Great Entrepreneurs Are Fast Learners
The journey of an entrepreneur is one of constant experimentation. Some experiments will succeed and some will fail. Regardless of the outcome, entrepreneurs will have many learning opportunities along the way. When I think about it, what propelled my founder friends to success was learning. Not the ability to learn, but the speed at which they learned from experiments and applied those learnings going forward.
A close friend had a marketing business focused on small businesses in a particular niche. He worked closely with his clients to learn their challenges in acquiring customers. Soon, he realized that one of their specific problems was shared by tons of other small and medium-sized businesses. He experimented with solutions until he found one his customers valued. The rest is history. Today that company is valued at hundreds of millions of dollars.
Everyone can learn, but great founders learn quickly and apply their new knowledge quickly. The next time you wrap up a project (whether the outcome was good or bad), make it a point to look for takeaways and think about how you can apply them in the future. If you do this regularly, you’ll learn rapidly and increase your chances of success.
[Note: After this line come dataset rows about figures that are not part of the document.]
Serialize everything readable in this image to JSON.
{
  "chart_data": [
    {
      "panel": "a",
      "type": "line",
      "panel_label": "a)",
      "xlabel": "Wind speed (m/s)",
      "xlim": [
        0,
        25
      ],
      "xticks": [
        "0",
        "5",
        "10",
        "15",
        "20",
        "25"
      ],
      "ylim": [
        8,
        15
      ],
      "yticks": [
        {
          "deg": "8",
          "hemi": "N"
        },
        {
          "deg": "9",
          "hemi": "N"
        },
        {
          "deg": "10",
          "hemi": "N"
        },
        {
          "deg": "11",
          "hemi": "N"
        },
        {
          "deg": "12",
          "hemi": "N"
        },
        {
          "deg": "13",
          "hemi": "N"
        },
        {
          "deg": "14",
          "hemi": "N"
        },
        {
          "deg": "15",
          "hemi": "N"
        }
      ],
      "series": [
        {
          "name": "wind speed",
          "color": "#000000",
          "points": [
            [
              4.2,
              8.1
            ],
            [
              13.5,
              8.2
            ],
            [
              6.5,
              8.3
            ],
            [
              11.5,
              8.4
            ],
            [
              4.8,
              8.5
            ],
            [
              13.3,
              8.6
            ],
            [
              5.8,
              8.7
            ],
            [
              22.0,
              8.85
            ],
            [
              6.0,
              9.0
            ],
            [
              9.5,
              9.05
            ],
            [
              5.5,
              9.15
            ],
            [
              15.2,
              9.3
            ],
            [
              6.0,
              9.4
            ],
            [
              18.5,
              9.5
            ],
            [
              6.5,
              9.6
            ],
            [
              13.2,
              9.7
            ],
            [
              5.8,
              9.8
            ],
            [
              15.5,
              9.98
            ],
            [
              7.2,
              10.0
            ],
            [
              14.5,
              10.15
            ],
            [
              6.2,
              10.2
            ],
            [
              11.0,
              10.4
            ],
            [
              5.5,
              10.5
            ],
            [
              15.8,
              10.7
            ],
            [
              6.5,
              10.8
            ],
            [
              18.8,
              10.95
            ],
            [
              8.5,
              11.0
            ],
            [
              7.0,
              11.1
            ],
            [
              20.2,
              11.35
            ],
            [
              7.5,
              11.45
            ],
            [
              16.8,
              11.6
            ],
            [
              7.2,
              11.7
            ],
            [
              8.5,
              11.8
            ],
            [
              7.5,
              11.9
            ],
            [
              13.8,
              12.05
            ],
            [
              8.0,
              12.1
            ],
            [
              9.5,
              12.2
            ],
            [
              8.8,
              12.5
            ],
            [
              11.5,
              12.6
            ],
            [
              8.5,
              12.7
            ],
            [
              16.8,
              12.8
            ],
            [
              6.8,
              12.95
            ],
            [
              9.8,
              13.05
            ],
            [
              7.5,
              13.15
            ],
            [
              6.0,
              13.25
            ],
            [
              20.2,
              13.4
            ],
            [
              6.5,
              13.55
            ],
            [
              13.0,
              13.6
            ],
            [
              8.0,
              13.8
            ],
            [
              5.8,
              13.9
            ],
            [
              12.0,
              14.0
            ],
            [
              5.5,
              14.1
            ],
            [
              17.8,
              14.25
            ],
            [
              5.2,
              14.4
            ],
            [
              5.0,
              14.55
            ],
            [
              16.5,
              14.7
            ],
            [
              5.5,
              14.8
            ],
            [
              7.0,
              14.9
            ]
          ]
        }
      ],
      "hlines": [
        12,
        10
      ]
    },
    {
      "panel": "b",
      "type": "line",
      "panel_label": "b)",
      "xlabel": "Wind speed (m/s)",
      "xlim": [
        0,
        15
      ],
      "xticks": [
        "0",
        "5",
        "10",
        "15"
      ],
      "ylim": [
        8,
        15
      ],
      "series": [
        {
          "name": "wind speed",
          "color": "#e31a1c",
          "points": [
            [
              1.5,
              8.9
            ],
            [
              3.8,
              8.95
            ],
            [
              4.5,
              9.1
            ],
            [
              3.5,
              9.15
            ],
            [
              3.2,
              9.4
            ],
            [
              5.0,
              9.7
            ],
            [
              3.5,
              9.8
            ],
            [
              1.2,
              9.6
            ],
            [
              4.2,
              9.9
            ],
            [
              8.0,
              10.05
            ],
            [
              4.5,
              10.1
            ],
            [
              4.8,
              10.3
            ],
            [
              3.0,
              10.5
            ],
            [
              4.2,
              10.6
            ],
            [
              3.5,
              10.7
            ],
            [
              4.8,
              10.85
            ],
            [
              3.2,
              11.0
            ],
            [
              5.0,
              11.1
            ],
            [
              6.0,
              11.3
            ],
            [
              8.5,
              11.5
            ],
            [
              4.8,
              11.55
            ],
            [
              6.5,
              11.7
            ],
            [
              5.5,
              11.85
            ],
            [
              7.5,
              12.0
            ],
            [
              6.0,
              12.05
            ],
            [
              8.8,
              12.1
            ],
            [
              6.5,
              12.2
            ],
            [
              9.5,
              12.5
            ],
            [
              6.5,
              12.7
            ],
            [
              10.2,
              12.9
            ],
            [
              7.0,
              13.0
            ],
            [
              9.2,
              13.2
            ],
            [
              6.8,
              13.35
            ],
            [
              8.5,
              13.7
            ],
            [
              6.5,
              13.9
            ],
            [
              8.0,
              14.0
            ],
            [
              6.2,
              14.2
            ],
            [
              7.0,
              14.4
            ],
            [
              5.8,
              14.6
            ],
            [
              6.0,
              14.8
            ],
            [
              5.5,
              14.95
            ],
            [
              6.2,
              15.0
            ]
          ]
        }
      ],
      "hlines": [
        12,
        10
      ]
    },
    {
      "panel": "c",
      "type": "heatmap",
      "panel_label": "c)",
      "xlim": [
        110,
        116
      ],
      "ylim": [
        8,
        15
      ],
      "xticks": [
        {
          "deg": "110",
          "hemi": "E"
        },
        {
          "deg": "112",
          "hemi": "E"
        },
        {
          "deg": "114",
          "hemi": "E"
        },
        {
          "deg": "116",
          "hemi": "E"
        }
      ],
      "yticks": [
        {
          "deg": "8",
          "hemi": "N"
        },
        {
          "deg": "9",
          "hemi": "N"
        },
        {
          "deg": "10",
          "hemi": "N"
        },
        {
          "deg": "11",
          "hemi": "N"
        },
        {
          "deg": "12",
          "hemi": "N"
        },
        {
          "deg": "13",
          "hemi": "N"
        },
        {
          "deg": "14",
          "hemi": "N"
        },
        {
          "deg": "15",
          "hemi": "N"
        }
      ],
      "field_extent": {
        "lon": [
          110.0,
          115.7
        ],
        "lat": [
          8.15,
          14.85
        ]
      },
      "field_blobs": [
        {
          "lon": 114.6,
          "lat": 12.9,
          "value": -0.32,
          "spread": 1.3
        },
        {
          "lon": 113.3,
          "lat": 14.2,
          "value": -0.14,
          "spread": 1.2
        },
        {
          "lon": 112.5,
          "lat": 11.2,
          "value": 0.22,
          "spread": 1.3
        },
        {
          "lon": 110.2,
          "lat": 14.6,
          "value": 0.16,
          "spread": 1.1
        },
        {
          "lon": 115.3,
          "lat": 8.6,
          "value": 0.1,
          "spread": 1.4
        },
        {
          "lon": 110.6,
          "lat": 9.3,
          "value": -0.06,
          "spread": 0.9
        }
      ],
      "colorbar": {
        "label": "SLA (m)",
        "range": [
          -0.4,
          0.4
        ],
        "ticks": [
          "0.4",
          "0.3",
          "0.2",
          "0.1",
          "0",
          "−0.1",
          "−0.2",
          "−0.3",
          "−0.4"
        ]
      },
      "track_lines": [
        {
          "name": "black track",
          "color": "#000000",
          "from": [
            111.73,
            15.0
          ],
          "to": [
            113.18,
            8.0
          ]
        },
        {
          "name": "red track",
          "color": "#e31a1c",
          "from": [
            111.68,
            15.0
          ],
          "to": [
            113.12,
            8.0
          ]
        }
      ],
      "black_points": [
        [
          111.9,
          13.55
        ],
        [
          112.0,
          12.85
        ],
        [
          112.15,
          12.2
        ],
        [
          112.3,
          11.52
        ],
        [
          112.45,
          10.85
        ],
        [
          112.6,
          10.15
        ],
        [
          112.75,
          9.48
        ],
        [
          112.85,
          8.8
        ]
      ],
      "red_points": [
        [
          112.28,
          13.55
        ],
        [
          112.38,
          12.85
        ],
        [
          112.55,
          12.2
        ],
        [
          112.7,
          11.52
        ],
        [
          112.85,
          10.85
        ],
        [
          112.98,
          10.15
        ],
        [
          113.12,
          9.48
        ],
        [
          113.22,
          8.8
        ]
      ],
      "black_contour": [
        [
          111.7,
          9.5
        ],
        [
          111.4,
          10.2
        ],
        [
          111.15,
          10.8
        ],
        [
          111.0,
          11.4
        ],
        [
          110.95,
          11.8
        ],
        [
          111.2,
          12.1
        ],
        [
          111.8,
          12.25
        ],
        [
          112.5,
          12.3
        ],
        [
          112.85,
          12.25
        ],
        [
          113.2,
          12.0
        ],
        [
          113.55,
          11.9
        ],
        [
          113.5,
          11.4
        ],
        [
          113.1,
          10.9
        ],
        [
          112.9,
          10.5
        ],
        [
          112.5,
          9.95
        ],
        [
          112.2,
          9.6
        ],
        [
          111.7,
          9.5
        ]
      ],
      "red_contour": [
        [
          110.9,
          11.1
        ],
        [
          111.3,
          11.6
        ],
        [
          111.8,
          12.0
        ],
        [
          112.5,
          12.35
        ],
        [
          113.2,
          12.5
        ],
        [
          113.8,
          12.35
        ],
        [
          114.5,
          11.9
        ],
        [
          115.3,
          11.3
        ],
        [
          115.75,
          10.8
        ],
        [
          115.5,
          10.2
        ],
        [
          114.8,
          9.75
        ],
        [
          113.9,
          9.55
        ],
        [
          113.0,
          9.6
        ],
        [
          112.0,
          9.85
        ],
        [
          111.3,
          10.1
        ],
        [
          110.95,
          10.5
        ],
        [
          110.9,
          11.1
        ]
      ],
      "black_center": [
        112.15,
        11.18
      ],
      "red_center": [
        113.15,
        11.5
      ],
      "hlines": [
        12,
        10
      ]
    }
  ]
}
Mindset Matters to Outsize Success
In my post yesterday, I shared my thoughts about success requiring not only luck (preparation + opportunity) but also the ability to recognize an opportunity and the willingness to act on it despite the risks inherent in doing so.
Today I had a chat with a close friend about people’s mindsets. We talked about how important mindset is to outsize success. Your mindset can prevent you from taking action when you get a lucky break—even when it’s staring you in the face.
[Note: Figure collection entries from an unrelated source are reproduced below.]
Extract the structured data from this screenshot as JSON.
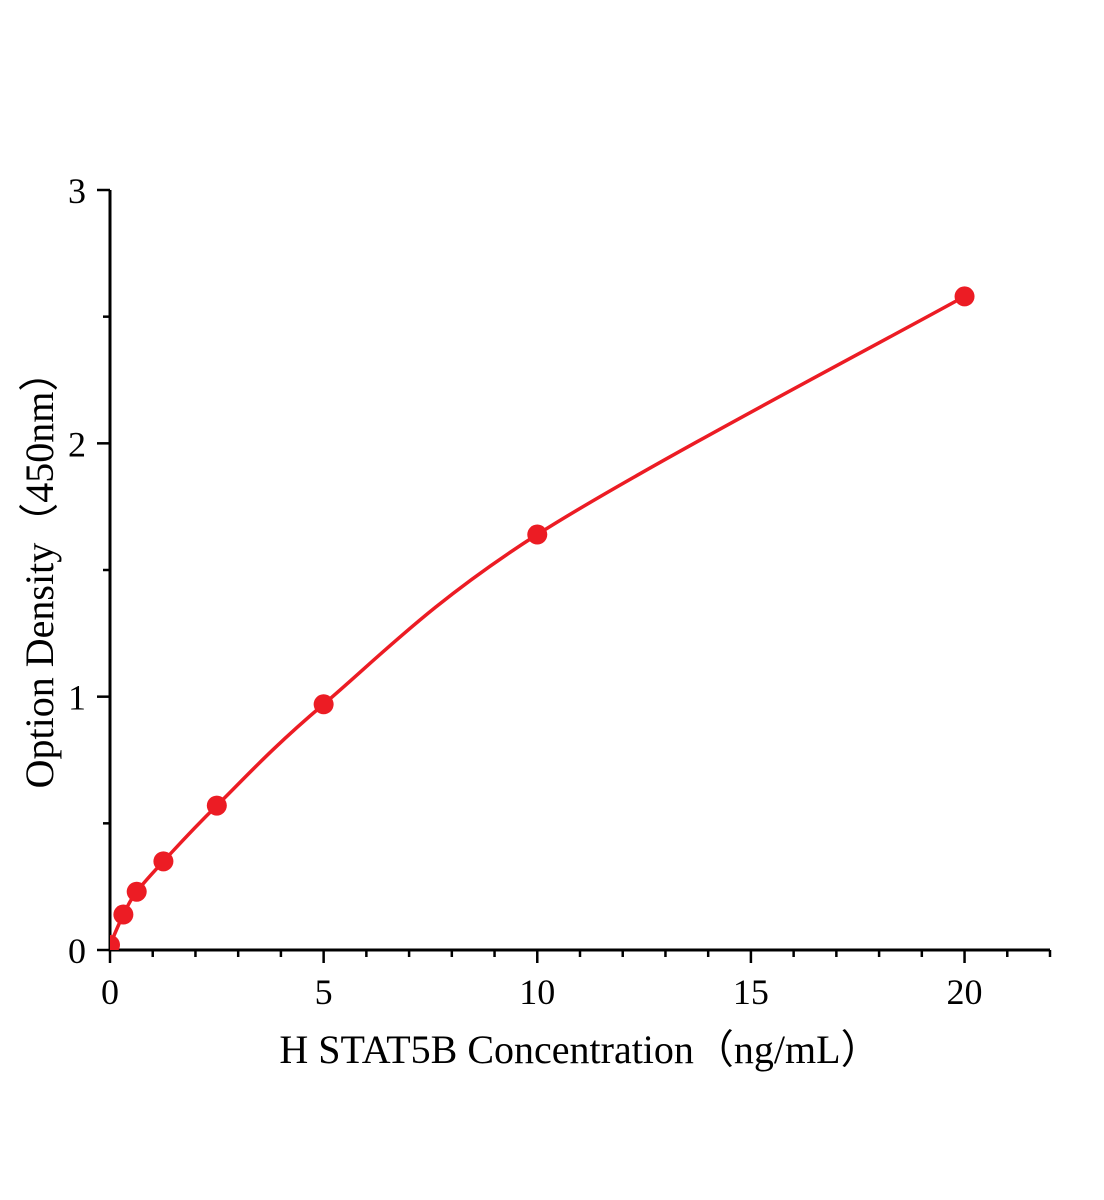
{
  "chart_data": {
    "type": "scatter",
    "title": "",
    "xlabel": "H STAT5B Concentration（ng/mL）",
    "ylabel": "Option Density（450nm）",
    "x": [
      0,
      0.313,
      0.625,
      1.25,
      2.5,
      5,
      10,
      20
    ],
    "y": [
      0.02,
      0.14,
      0.23,
      0.35,
      0.57,
      0.97,
      1.64,
      2.58
    ],
    "xlim": [
      0,
      22
    ],
    "ylim": [
      0,
      3
    ],
    "xticks": [
      0,
      5,
      10,
      15,
      20
    ],
    "yticks": [
      0,
      1,
      2,
      3
    ],
    "x_minor_step": 1,
    "y_minor_step": 0.5,
    "line_color": "#ec1c24",
    "marker_color": "#ec1c24",
    "axis_color": "#000000",
    "background": "#ffffff",
    "grid": false,
    "legend": null
  }
}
I’ve noticed a pattern in the mindsets of people who’ve achieved big successes. They realize they could fail. The time and energy—not to mention money—they put into something could be all for nothing. Yet they don’t dwell on that. They accept it and focus on the upside potential. If everything goes right, how big could this be? They look for opportunities that have massive upside.
The next time you get a lucky break or evaluate an opportunity, be aware of your mindset. (In other words, think about how you’re thinking . . . something, it’s believed, humans are uniquely able to do.) Take a second to ask yourself: if everything goes right, how big could the upside on this opportunity be? The change in mindset could lead you to outsize success!
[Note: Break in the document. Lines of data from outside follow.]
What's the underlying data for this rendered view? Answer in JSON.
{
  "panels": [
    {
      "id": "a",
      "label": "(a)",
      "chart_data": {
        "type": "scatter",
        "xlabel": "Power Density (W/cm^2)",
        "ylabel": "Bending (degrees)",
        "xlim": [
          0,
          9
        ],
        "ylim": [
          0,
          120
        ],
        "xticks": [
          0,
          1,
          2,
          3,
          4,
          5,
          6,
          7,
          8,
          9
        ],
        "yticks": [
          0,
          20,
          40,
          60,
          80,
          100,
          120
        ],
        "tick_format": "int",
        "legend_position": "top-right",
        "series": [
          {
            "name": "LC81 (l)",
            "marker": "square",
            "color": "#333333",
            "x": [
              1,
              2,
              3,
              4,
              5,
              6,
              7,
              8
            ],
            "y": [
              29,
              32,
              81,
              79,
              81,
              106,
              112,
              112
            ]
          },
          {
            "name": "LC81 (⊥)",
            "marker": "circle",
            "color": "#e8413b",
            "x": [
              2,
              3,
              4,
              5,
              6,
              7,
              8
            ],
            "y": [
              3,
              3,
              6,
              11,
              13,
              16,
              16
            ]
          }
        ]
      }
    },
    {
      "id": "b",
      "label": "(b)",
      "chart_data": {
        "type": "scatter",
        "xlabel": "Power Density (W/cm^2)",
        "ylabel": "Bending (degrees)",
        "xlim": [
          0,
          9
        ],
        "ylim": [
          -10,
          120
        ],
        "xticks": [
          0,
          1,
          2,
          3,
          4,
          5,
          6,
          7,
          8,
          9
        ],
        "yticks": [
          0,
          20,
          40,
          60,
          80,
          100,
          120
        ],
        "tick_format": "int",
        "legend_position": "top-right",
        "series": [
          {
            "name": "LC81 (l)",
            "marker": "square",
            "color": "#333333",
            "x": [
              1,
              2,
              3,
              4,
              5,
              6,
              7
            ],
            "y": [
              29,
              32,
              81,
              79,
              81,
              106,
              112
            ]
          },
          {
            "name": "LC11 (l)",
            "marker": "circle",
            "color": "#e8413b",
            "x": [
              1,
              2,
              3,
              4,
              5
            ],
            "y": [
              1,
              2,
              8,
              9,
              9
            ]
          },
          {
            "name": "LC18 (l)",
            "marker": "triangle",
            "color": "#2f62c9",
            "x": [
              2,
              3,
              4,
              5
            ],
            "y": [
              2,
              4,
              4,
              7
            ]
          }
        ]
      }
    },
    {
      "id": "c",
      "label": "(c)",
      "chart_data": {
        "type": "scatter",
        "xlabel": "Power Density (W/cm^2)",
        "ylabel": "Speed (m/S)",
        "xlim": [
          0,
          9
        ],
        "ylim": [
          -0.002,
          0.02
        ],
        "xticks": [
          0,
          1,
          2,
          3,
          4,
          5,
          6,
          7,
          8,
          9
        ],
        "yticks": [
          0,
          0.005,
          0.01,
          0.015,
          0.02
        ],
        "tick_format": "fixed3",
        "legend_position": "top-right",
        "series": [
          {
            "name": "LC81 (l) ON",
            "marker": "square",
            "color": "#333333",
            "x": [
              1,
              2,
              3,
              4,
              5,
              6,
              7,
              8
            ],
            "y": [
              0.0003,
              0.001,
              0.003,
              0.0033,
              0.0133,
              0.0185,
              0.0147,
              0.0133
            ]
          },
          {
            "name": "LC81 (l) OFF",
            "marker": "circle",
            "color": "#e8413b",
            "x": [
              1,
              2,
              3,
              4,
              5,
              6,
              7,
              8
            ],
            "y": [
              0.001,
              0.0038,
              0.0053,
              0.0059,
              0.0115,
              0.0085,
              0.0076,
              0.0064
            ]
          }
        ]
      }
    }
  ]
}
Outsize Success Takes More Than Luck
Someone made a point in a debate I listened to today that gave me pause. He said luck is what happens when preparation meets opportunity. The Roman philosopher Seneca said that first, and I agree with him. The debater took this one step further, though. He said you have to be willing to take risks to capitalize on luck. He gave the example of a backup quarterback who practices hard and is ready when the starting QB is hurt. The backup gets a lucky (for him) break to show what he can do on the field. But playing involves risks that he must accept to take advantage of his luck. He could fail by performing poorly (this trips a lot of people up) or being injured.
I spent more time thinking about this and I generally agree with what was said today, but think they missed something. In speaking with entrepreneurs (not just techies) and investors who’ve had outsize success, I’ve noticed a distinct pattern. They all have the ability to recognize when they’re in a lucky situation and take action—rapidly, if they’re among the best. (Most lucky situations aren’t as obvious as the backup QB’s was.) Sure, things can go wrong, but they mentally set that possibility to the side, focus on the upside, and accept the risk.
When I think about what it takes to succeed, I view it as a two-step process:
· Preparation + Opportunity = Luck
· Luck + Recognition + Action (i.e., accepting risk) = Success
Following this two-step process doesn’t mean you’re guaranteed to be successful. But being aware of it will make success more likely.
If an athlete practices hard and finally gets the chance to play, that’s not enough. He has to jump at the opportunity, play his best, and risk failing or being injured. Otherwise, his luck isn’t going to lead to success.